APL C&W Seminar - Substitution and the End of Real Estate

APL C&W Seminar - Substitution and the End of Real Estate

APL C&W Seminar - Substitution and the End of Real Estate

  Neil Odom-Haslett|September 19, 2019
Earlier this month a group of APL members dodged the rain and made it through the northern line issues to attend the C&W APL seminar on Substitution and the End of Real Estate.   We have had great feedback from attendees who 'hadn't heard anything like it before' and particularly liked the way it was brought back to what it meant for the audience.  Below is a summary from the seminar:

Throughout history there have been no substitutes for real estate – until now! As our world insidiously moves to one where digital services and products dominate, so the ability of consumers, employees and the public to carry out activities that don’t require real estate increases. We are seeing evidence of this in the impact of e-commerce on the retail sector; however, every type of real estate asset faces digital substitution threats. This spans from automation and telecommuting in place of the office, to online university courses, virtual GP appointments and digitally enabled just-in-time deliveries.

Why is this happening? Firstly, because digital products and services tend to be cheaper. In many instances, digital execution also offers consumers convenience.
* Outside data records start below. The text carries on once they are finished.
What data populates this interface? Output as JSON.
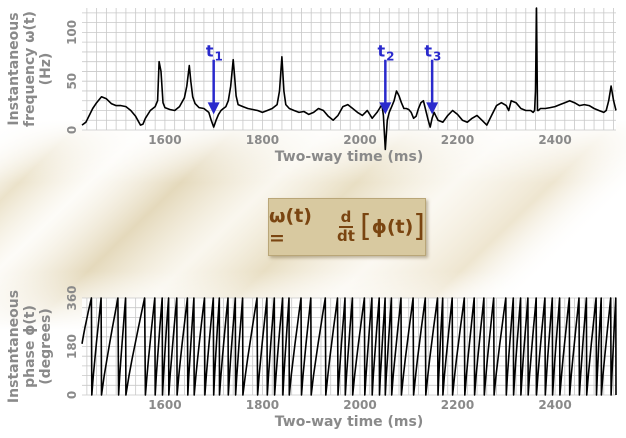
{
  "chart_data": [
    {
      "type": "line",
      "id": "frequency",
      "xlabel": "Two-way time (ms)",
      "ylabel_lines": [
        "Instantaneous",
        "frequency ω(t)",
        "(Hz)"
      ],
      "xlim": [
        1430,
        2525
      ],
      "ylim": [
        0,
        125
      ],
      "xticks": [
        1600,
        1800,
        2000,
        2200,
        2400
      ],
      "yticks": [
        0,
        50,
        100
      ],
      "grid": true,
      "line_color": "#000000",
      "marker_color": "#2a2acc",
      "markers": [
        {
          "label": "t",
          "sub": "1",
          "x": 1700
        },
        {
          "label": "t",
          "sub": "2",
          "x": 2052
        },
        {
          "label": "t",
          "sub": "3",
          "x": 2148
        }
      ],
      "x": [
        1430,
        1438,
        1445,
        1452,
        1460,
        1470,
        1480,
        1490,
        1500,
        1510,
        1520,
        1530,
        1540,
        1550,
        1555,
        1560,
        1570,
        1580,
        1585,
        1588,
        1592,
        1596,
        1600,
        1610,
        1620,
        1630,
        1640,
        1645,
        1650,
        1653,
        1657,
        1662,
        1670,
        1680,
        1690,
        1695,
        1700,
        1705,
        1710,
        1715,
        1720,
        1725,
        1730,
        1735,
        1740,
        1743,
        1746,
        1750,
        1760,
        1770,
        1780,
        1790,
        1800,
        1810,
        1820,
        1830,
        1835,
        1840,
        1844,
        1848,
        1855,
        1865,
        1875,
        1885,
        1895,
        1905,
        1915,
        1925,
        1935,
        1945,
        1955,
        1965,
        1975,
        1985,
        1995,
        2005,
        2015,
        2025,
        2035,
        2040,
        2045,
        2048,
        2052,
        2056,
        2060,
        2065,
        2070,
        2075,
        2080,
        2085,
        2090,
        2095,
        2100,
        2105,
        2110,
        2115,
        2120,
        2125,
        2130,
        2135,
        2140,
        2144,
        2148,
        2152,
        2156,
        2160,
        2170,
        2180,
        2190,
        2200,
        2210,
        2220,
        2230,
        2240,
        2250,
        2260,
        2270,
        2280,
        2290,
        2300,
        2305,
        2310,
        2320,
        2330,
        2340,
        2350,
        2355,
        2358,
        2360,
        2362,
        2364,
        2366,
        2370,
        2380,
        2390,
        2400,
        2410,
        2420,
        2430,
        2440,
        2450,
        2460,
        2470,
        2480,
        2490,
        2500,
        2505,
        2510,
        2515,
        2520,
        2525
      ],
      "values": [
        5,
        8,
        15,
        22,
        28,
        34,
        32,
        27,
        25,
        25,
        24,
        20,
        14,
        5,
        6,
        12,
        20,
        24,
        30,
        70,
        60,
        28,
        23,
        21,
        20,
        24,
        33,
        45,
        66,
        50,
        34,
        27,
        23,
        22,
        18,
        10,
        3,
        10,
        16,
        20,
        22,
        24,
        30,
        45,
        72,
        55,
        35,
        26,
        24,
        22,
        21,
        20,
        18,
        20,
        22,
        26,
        40,
        75,
        40,
        26,
        22,
        20,
        18,
        19,
        16,
        18,
        22,
        20,
        14,
        10,
        15,
        24,
        26,
        22,
        18,
        15,
        20,
        12,
        18,
        22,
        26,
        15,
        -20,
        10,
        18,
        24,
        30,
        40,
        35,
        28,
        22,
        22,
        21,
        18,
        12,
        14,
        22,
        28,
        30,
        20,
        10,
        3,
        12,
        18,
        14,
        10,
        8,
        15,
        20,
        16,
        10,
        8,
        12,
        15,
        10,
        5,
        15,
        25,
        28,
        25,
        20,
        30,
        28,
        22,
        20,
        20,
        18,
        20,
        40,
        125,
        20,
        20,
        22,
        22,
        23,
        24,
        26,
        28,
        30,
        28,
        25,
        26,
        25,
        22,
        20,
        18,
        20,
        30,
        45,
        30,
        20
      ],
      "marker_y_from": 72,
      "marker_y_to": 18
    },
    {
      "type": "line",
      "id": "phase",
      "xlabel": "Two-way time (ms)",
      "ylabel_lines": [
        "Instantaneous",
        "phase ϕ(t)",
        "(degrees)"
      ],
      "xlim": [
        1430,
        2525
      ],
      "ylim": [
        0,
        360
      ],
      "xticks": [
        1600,
        1800,
        2000,
        2200,
        2400
      ],
      "yticks": [
        0,
        180,
        360
      ],
      "grid": true,
      "line_color": "#000000",
      "wraps": [
        1430,
        1450,
        1470,
        1505,
        1520,
        1560,
        1580,
        1595,
        1608,
        1625,
        1647,
        1660,
        1682,
        1700,
        1712,
        1730,
        1745,
        1760,
        1790,
        1810,
        1825,
        1842,
        1855,
        1880,
        1900,
        1930,
        1955,
        1970,
        1985,
        2010,
        2025,
        2040,
        2052,
        2065,
        2085,
        2110,
        2135,
        2160,
        2170,
        2190,
        2215,
        2235,
        2255,
        2275,
        2300,
        2315,
        2330,
        2345,
        2362,
        2380,
        2395,
        2410,
        2430,
        2450,
        2465,
        2485,
        2495,
        2515,
        2525
      ],
      "start_phase": 190
    }
  ],
  "formula": {
    "lhs": "ω(t) =",
    "num": "d",
    "den": "dt",
    "open": "[",
    "arg": "ϕ(t)",
    "close": "]"
  },
  "colors": {
    "text": "#8a8a8a",
    "formula_text": "#7a4511",
    "formula_bg": "#d8c9a0",
    "grid": "#c8c8c8"
  }
}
When you buy online, there is no need to drive into town, pay for parking and risk that the product you came to purchase isn’t in stock.

These social trends affect the demand schedule. So how can the associated risks to value be ameliorated? Firstly, some assets have a high natural defence, because they are underpinned by activities that can’t avoid the need for real estate. Residential is an example – we will always need somewhere to sleep. A second advantage comes from real estate which is underpinned by activities which are more enriching when carried out in the real world. This start with exciting venues like restaurants, theme parks and cultural attractions. However, the recent trend has been towards operators taking these same experiences and applying them in more mundane environments such as shopping centres and the workplace. 
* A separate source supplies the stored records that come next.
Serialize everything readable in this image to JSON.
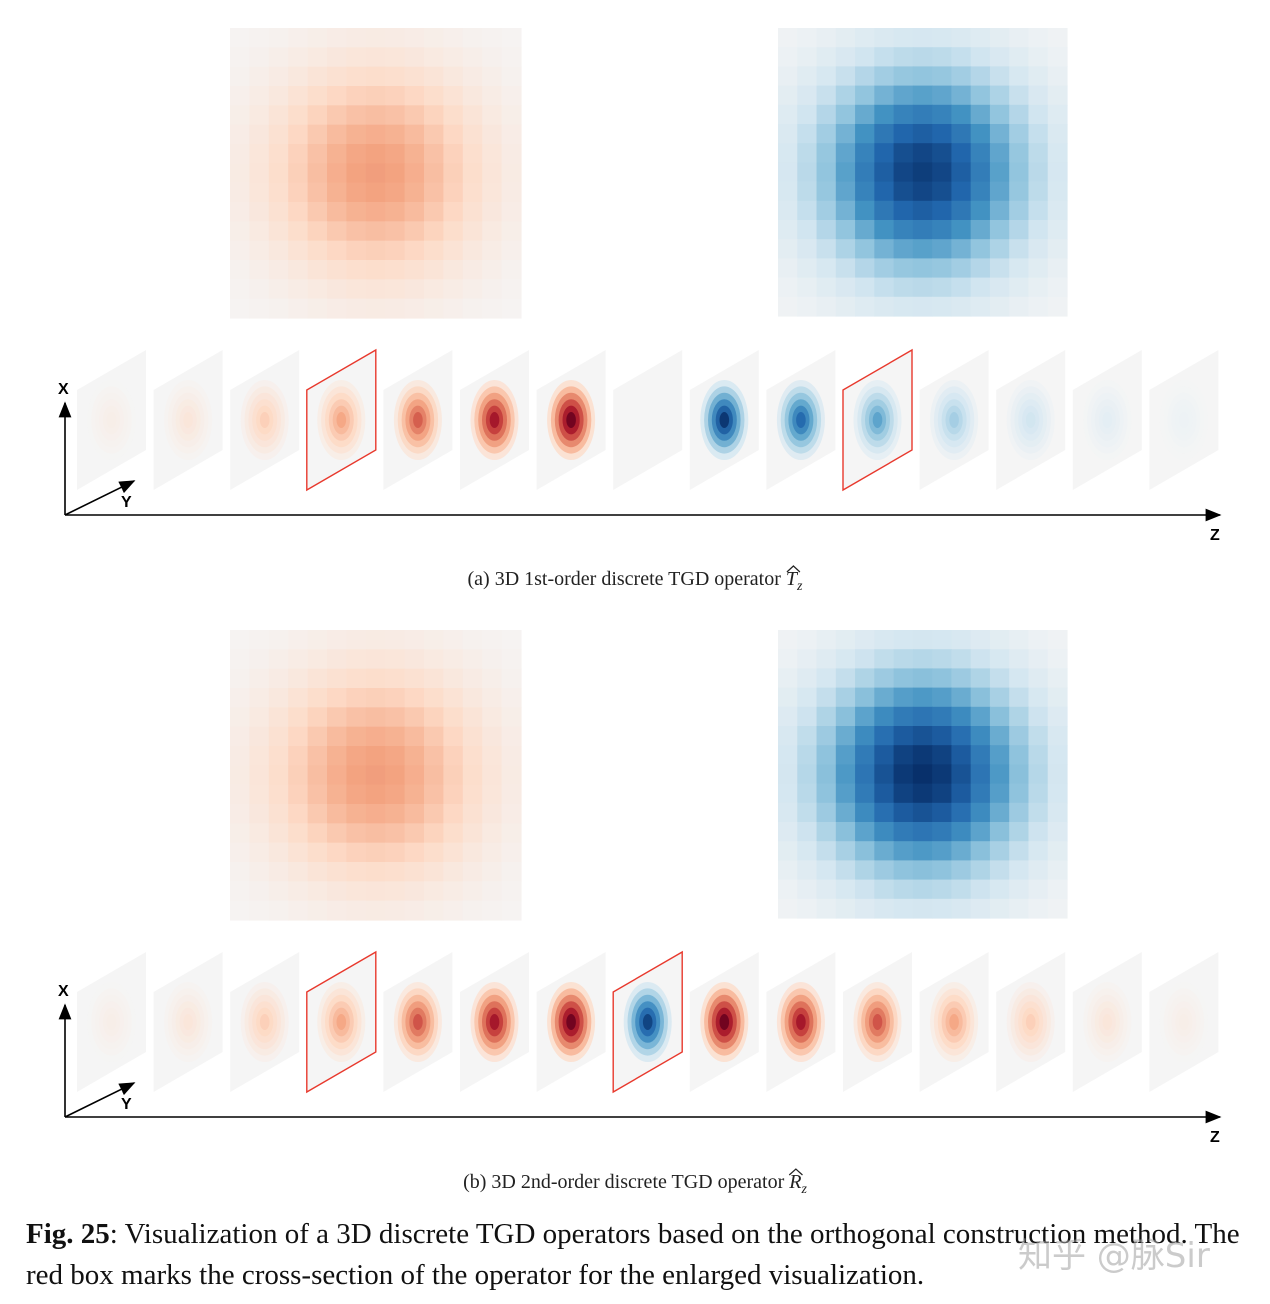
{
  "panels": [
    {
      "id": "a",
      "caption_prefix": "(a)  3D 1st-order discrete TGD operator ",
      "operator_symbol": "T",
      "operator_subscript": "z",
      "axes": {
        "x": "X",
        "y": "Y",
        "z": "Z"
      },
      "slices": [
        {
          "sign": 1,
          "intensity": 0.06
        },
        {
          "sign": 1,
          "intensity": 0.12
        },
        {
          "sign": 1,
          "intensity": 0.25
        },
        {
          "sign": 1,
          "intensity": 0.4,
          "highlighted": true
        },
        {
          "sign": 1,
          "intensity": 0.62
        },
        {
          "sign": 1,
          "intensity": 0.85
        },
        {
          "sign": 1,
          "intensity": 1.0
        },
        {
          "sign": 0,
          "intensity": 0.0
        },
        {
          "sign": -1,
          "intensity": 1.0
        },
        {
          "sign": -1,
          "intensity": 0.8
        },
        {
          "sign": -1,
          "intensity": 0.55,
          "highlighted": true
        },
        {
          "sign": -1,
          "intensity": 0.35
        },
        {
          "sign": -1,
          "intensity": 0.2
        },
        {
          "sign": -1,
          "intensity": 0.1
        },
        {
          "sign": -1,
          "intensity": 0.05
        }
      ],
      "enlarged": [
        {
          "sign": 1,
          "intensity": 0.42
        },
        {
          "sign": -1,
          "intensity": 0.95
        }
      ]
    },
    {
      "id": "b",
      "caption_prefix": "(b)  3D 2nd-order discrete TGD operator ",
      "operator_symbol": "R",
      "operator_subscript": "z",
      "axes": {
        "x": "X",
        "y": "Y",
        "z": "Z"
      },
      "slices": [
        {
          "sign": 1,
          "intensity": 0.06
        },
        {
          "sign": 1,
          "intensity": 0.12
        },
        {
          "sign": 1,
          "intensity": 0.25
        },
        {
          "sign": 1,
          "intensity": 0.4,
          "highlighted": true
        },
        {
          "sign": 1,
          "intensity": 0.65
        },
        {
          "sign": 1,
          "intensity": 0.85
        },
        {
          "sign": 1,
          "intensity": 1.0
        },
        {
          "sign": -1,
          "intensity": 0.95,
          "highlighted": true
        },
        {
          "sign": 1,
          "intensity": 1.0
        },
        {
          "sign": 1,
          "intensity": 0.85
        },
        {
          "sign": 1,
          "intensity": 0.65
        },
        {
          "sign": 1,
          "intensity": 0.4
        },
        {
          "sign": 1,
          "intensity": 0.25
        },
        {
          "sign": 1,
          "intensity": 0.12
        },
        {
          "sign": 1,
          "intensity": 0.06
        }
      ],
      "enlarged": [
        {
          "sign": 1,
          "intensity": 0.42
        },
        {
          "sign": -1,
          "intensity": 1.0
        }
      ]
    }
  ],
  "figure_caption": {
    "label": "Fig. 25",
    "text": ": Visualization of a 3D discrete TGD operators based on the orthogonal construction method. The red box marks the cross-section of the operator for the enlarged visualization."
  },
  "watermark": "知乎 @脉Sir",
  "colors": {
    "positive": "#b2182b",
    "negative": "#08306b",
    "highlight_box": "#e8392d",
    "background_cell": "#f5f5f5"
  }
}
As the importance of experience-led real estate increases, so landlords will be challenged to create differentiation through service provision, placemaking and shifting their business models from real estate investment to real estate operation. This will have significant implications for the income and risk profile of assets, as well as an increased importance of brand and intangible property in overall asset value. Looking forwards, lenders will need to take a more nuanced view of income risk and customer selection when considering a property’s suitability as security. This starts with having the right data and advice, combined with a vision for how the world might change.